Kentucky Health News
The Republican-controlled state Senate’s budget committee chair wants to know how much Democratic Gov. Steve Beshear’s expansion of the Medicaid program will cost, since enrollment in the federal-state program has exceeded the administration’s expectations.
Medicaid Commissioner Lawrence Kissner told Sen. Bob Leeper of Paducah in a letter Sept. 8 that the administration won’t be able to update the estimates “until a few additional months have passed and more data [are] collected” and “after the newly insured population has stabilized.”
That pushes the date for new estimates past the Nov. 4 election, in which Republicans are making issues of the expansion’s cost and the federal health-reform law that allowed it. U.S. Sen. Mitch McConnell has mentioned it in attacking “Obamacare,” and Republicans trying to take over the state House have done likewise.
When Beshear announced in May 2013 that he would expand Medicaid eligibility to people with incomes up to 138 percent of the federal poverty level, using entirely federal money for the first three calendar years, he said it would cost the state $30 million in the 2016-17 fiscal year and $70 million in the 2017-18 fiscal year.
Those figures were based on an estimate by the Price Waterhouse Coopers accounting firm that 308,000 Kentuckians would become eligible for Medicaid but only 188,000 would enroll by 2017, based on calculations by the Congressional Budget Office. But so far, about 320,000 people have enrolled, more than double the 148,000 that the firm estimated would sign up by June 30.

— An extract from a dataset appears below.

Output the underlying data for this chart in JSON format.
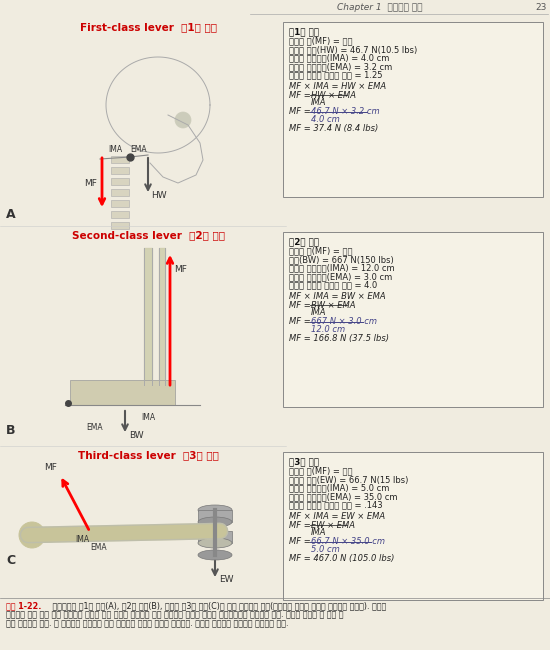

At last report, about 521,000 people had obtained coverage through the state’s Kynect health-insurance exchange. About 80,000 of them bought private insurance, and 120,000 qualified for what state officials call “old Medicaid” for a variety of reasons: they were children, blind, disabled or had income less than 69 percent of the federal poverty level, the old limit for the program.
The federal government pays about 71 percent of “old Medicaid” costs and, until the end of 2016, 100 percent of the newly eligibles’ coverage. In 2017, it will pay 95 percent of the new costs, falling to the reform law’s floor of 90 percent in 2020.
Kissner told Leeper that the administration needed more experience with the new enrollees, and better estimates of projected employment in 2017-18, other “key economic indicators” and how many Kentucky households will have incomes above or below 138 percent of the federal poverty level.